Some Top-Performing Dealers Get Axed
“We have conducted business honestly and fulfilled everything GM has ever asked. We know because GM told us so.”
Commentary
The way General Motors and Chrysler tell it, the dealerships they want to kill off as part of the big retailer roundup of 2009 are under-performers who must go for the greater good of the auto industry.
But then you talk to some of the doomed dealers and look at their sales and satisfaction rankings. It would seem the auto makers are axing some aces.
I’ve talked to dealers who have excelled in their markets, but failed to make the cut. They’re stunned. Take Craig Sisk of Sisk Buick Pontiac in Longview, TX.
“We’ve been profitable for all 19 years we’ve been here,” he tells me. “It hasn’t been easy. I get here at 5:30 a.m. and really work at it. I’m the one serving GM ’s customers for them. How do you look someone like that in the eye and say, ‘Good riddance.’?”
Sisk shows documentation of his success. GM scored him 280% in sales effectiveness in 2008, enough to be dubbed a “superior” dealer.
In customer satisfaction, GM’s measurement ranks him in the top 3%. Sisk was No.1 of 214 Pontiac dealers and No.2 of 213 Buick dealers for GM’s Mark of Excellence program.
“We have conducted business honestly and fulfilled everything GM has ever asked,” Sisk says. “Each employee gave General Motors their best. We know because GM told us so.”

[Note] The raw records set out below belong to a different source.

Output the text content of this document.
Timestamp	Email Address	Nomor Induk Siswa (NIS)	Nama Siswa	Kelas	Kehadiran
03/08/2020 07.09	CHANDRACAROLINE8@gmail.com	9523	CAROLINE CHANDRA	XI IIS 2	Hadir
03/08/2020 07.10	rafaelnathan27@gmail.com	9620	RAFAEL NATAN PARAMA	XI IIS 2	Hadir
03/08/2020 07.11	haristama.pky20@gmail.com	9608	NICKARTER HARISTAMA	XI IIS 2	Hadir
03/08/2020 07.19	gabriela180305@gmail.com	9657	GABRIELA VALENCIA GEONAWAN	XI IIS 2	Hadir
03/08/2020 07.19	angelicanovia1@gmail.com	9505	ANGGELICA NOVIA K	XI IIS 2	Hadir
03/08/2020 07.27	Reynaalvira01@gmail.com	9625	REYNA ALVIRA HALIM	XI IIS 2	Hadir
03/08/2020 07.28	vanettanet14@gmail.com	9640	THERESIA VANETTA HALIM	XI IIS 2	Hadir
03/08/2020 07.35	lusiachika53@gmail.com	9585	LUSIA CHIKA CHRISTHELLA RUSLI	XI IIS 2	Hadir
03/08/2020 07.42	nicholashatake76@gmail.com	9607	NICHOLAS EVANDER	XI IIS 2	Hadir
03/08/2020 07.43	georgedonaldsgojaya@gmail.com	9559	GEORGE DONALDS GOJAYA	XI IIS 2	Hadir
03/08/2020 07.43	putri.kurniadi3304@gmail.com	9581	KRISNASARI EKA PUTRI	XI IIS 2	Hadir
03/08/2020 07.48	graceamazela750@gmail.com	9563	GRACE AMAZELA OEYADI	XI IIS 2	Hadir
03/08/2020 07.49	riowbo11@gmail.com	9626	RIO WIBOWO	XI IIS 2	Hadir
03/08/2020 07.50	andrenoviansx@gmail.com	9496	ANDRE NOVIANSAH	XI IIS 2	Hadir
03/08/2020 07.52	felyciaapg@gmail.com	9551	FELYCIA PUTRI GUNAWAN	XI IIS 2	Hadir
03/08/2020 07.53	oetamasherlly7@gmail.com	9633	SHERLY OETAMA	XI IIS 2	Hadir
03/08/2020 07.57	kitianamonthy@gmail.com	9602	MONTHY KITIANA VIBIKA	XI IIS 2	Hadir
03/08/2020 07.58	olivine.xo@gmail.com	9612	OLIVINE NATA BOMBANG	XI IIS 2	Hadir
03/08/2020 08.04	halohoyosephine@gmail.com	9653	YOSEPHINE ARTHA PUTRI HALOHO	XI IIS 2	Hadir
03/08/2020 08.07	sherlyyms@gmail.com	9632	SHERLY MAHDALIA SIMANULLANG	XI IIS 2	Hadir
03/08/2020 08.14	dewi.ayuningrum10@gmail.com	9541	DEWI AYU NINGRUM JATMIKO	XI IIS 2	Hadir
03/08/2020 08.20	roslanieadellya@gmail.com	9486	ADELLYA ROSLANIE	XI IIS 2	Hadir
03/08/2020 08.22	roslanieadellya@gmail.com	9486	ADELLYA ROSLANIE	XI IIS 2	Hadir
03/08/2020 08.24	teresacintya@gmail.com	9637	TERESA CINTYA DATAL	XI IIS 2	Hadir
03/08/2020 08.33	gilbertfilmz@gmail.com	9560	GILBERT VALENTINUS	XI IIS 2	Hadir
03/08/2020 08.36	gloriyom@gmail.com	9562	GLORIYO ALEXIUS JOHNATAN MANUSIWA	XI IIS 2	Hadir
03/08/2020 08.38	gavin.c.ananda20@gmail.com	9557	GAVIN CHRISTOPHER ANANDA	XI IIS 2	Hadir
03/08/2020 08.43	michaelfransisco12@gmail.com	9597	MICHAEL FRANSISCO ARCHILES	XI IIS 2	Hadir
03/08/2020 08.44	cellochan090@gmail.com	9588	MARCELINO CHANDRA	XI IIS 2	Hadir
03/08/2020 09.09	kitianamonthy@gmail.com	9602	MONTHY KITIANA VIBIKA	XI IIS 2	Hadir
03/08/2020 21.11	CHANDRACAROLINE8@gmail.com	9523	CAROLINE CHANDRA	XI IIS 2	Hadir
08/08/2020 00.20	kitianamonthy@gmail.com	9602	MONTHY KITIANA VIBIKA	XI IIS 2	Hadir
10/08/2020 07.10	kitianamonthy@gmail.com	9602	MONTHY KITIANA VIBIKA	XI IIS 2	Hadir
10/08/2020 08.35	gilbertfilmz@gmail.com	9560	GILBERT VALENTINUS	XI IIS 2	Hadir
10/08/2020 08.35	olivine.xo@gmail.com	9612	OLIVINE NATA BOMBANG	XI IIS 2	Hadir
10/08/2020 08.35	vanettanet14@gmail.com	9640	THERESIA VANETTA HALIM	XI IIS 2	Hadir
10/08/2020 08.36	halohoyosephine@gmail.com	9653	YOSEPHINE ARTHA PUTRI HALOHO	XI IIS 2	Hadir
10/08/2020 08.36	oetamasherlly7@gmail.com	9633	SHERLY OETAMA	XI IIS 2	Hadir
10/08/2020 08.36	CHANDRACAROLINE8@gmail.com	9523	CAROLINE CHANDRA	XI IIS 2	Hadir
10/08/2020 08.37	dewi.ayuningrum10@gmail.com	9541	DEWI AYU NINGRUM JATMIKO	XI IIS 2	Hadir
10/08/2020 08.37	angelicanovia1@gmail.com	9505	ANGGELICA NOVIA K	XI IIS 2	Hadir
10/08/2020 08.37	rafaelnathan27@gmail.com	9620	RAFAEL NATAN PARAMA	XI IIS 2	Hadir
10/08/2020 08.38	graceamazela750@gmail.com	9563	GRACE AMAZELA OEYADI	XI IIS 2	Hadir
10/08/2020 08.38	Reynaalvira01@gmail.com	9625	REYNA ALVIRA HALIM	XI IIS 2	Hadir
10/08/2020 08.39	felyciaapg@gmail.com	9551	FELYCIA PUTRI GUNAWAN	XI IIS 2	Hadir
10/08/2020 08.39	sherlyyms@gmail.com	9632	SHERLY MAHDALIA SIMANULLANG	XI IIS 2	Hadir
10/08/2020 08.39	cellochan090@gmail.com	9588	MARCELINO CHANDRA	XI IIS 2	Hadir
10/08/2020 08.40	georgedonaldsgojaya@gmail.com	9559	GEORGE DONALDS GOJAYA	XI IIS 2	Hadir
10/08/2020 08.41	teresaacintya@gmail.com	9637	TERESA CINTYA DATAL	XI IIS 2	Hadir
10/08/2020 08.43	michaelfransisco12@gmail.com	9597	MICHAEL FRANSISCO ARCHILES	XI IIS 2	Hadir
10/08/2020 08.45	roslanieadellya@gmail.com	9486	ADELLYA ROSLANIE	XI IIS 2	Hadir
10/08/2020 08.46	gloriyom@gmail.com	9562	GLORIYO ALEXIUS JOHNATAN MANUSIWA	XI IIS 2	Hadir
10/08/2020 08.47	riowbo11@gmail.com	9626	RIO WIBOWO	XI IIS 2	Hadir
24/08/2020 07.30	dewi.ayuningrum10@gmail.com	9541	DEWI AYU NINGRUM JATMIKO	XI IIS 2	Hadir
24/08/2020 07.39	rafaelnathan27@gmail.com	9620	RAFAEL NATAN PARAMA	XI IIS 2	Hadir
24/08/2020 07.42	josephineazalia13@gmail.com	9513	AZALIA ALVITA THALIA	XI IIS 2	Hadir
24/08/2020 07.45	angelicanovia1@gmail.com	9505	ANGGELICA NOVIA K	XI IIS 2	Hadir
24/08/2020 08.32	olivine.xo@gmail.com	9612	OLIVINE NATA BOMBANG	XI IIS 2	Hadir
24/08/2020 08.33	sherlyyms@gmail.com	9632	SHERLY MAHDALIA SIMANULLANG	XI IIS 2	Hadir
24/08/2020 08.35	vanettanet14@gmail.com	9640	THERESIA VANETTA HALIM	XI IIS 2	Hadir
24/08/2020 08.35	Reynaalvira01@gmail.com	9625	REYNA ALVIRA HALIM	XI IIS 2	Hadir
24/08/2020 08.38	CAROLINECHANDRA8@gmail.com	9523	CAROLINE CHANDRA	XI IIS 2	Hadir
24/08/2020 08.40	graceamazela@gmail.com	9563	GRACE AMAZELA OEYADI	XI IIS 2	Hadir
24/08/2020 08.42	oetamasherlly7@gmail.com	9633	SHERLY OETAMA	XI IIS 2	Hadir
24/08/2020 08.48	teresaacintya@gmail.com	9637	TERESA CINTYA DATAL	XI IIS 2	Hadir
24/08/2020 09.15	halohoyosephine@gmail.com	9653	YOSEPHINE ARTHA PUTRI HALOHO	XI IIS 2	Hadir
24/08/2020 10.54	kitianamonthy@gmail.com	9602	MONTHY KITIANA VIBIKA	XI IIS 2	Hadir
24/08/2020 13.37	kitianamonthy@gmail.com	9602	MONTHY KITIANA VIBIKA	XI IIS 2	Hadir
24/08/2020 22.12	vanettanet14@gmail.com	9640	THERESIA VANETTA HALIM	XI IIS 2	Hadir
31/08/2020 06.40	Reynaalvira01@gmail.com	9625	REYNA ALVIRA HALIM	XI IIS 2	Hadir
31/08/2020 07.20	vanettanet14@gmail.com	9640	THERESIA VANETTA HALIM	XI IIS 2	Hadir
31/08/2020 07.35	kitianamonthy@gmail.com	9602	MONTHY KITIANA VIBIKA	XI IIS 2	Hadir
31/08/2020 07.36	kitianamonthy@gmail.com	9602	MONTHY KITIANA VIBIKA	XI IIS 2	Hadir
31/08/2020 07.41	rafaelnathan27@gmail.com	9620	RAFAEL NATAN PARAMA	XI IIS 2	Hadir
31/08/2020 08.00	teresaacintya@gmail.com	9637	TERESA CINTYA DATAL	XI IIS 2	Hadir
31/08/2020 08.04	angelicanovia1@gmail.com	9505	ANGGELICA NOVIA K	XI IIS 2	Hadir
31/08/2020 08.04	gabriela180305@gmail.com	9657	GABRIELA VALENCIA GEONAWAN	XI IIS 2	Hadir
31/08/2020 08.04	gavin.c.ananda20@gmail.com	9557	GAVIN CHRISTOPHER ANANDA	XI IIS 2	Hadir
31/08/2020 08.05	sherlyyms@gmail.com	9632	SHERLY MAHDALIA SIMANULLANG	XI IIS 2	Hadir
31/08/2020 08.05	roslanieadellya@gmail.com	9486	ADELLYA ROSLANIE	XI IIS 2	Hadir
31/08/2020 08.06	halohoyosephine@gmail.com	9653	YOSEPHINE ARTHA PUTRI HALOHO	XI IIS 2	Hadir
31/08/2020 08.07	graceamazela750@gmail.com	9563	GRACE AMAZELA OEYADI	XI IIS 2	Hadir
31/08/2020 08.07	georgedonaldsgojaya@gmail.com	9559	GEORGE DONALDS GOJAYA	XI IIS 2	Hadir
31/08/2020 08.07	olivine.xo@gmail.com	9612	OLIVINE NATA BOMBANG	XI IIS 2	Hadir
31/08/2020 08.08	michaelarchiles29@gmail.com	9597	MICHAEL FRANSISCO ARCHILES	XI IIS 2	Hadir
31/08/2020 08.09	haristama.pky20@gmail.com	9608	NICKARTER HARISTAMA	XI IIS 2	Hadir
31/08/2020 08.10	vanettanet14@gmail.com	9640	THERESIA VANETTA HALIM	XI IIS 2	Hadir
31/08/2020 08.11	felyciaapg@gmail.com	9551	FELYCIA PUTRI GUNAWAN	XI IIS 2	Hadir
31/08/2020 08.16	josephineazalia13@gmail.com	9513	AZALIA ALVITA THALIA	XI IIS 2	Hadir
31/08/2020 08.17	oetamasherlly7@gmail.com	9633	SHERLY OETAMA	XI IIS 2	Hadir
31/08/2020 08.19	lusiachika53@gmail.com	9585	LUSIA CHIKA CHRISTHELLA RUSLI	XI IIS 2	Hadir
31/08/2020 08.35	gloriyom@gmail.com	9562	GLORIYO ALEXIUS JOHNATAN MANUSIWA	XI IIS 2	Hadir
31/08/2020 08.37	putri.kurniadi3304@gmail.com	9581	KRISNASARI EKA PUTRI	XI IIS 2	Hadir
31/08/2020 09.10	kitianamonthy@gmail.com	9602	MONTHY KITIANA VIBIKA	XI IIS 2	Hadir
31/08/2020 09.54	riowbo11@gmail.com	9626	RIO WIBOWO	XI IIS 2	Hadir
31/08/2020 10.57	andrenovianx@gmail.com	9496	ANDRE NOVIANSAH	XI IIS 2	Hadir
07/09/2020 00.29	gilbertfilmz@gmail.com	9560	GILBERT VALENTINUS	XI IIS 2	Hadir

One of the things GM asked him to do was acquire a Pontiac franchise. Sisk dutifully bought one. Now GM is dumping the Pontiac brand, making Sisk a single-point Buick dealer. To GM, that lone status is reason enough to eliminate him.
Texas is truck country, but not every Texan buys a pickup, Sisk notes. “My Buick customers are loyal; many of them have bought four or five vehicles from me.”
Among other successes, he’s figured out how to sell Buicks in Texas, of all places. Someone like that is an extraordinary dealer, one presumably GM would cherish.
“But they are walking in and taking it away from us,” Sisk says.
Then there is the bewildered Kevin Mock, general manager of family-owned Century Dodge-Chrysler-Jeep in Wentzville, MO, outside of Saint Louis.
It has been profitable for 19 of 20 years, since his father and uncle acquired it, tore down a rundown 1930s building on a gravel lot and replaced it with a $2 million facility.
“In 2005, at the behest of Chrysler, we spent another $2 million on an expansion project,” Mock says. “Our customer-satisfaction scores are impeccable. And we are not dualed with any other franchise.”
Yet, Century is one of the 989 Chrysler-brand dealerships to get the dreaded “Dear Dealer” letter. “We feel we are being punished,” Mock says.
Punished?
In 2004, the Mock family says it sued Chrysler for nearly doubling sales quotas on a contractual agreement that’s called the dealership minimal sales responsibilities, or MSR.
The Mocks claimed the expected sales numbers were arbitrarily hiked. The matter was settled out of court.
Eighteen months ago, Chrysler, on land it bought in 2005 and then resold, added another Chrysler, Dodge and Jeep store seven miles from Mock’s dealership. That dealership stays. Century goes.
Is it payback time because of that lawsuit? Mock thinks so.
“Absolutely not true,” Chrysler spokeswoman Kathy Graham says. As far as the past litigation with the Mocks is concerned “it’s done, over and everyone is happy.”
The decision to drop Century came from “a data-driven matrix,” she says. “Either you were above the line or under it. They were under it.”
The Mock family is suing Chrysler again, this time because of the termination. Kevin Mock says he has since come across dealers in Texas, New York and Rhode Island who also had sued Chrysler over a business dispute and now face elimination.
“Some unprofitable, underperforming dealers should go,” he says. “But we’re among the top 10% of Chrysler dealers in the country. What’s happening to us is just ludicrous.”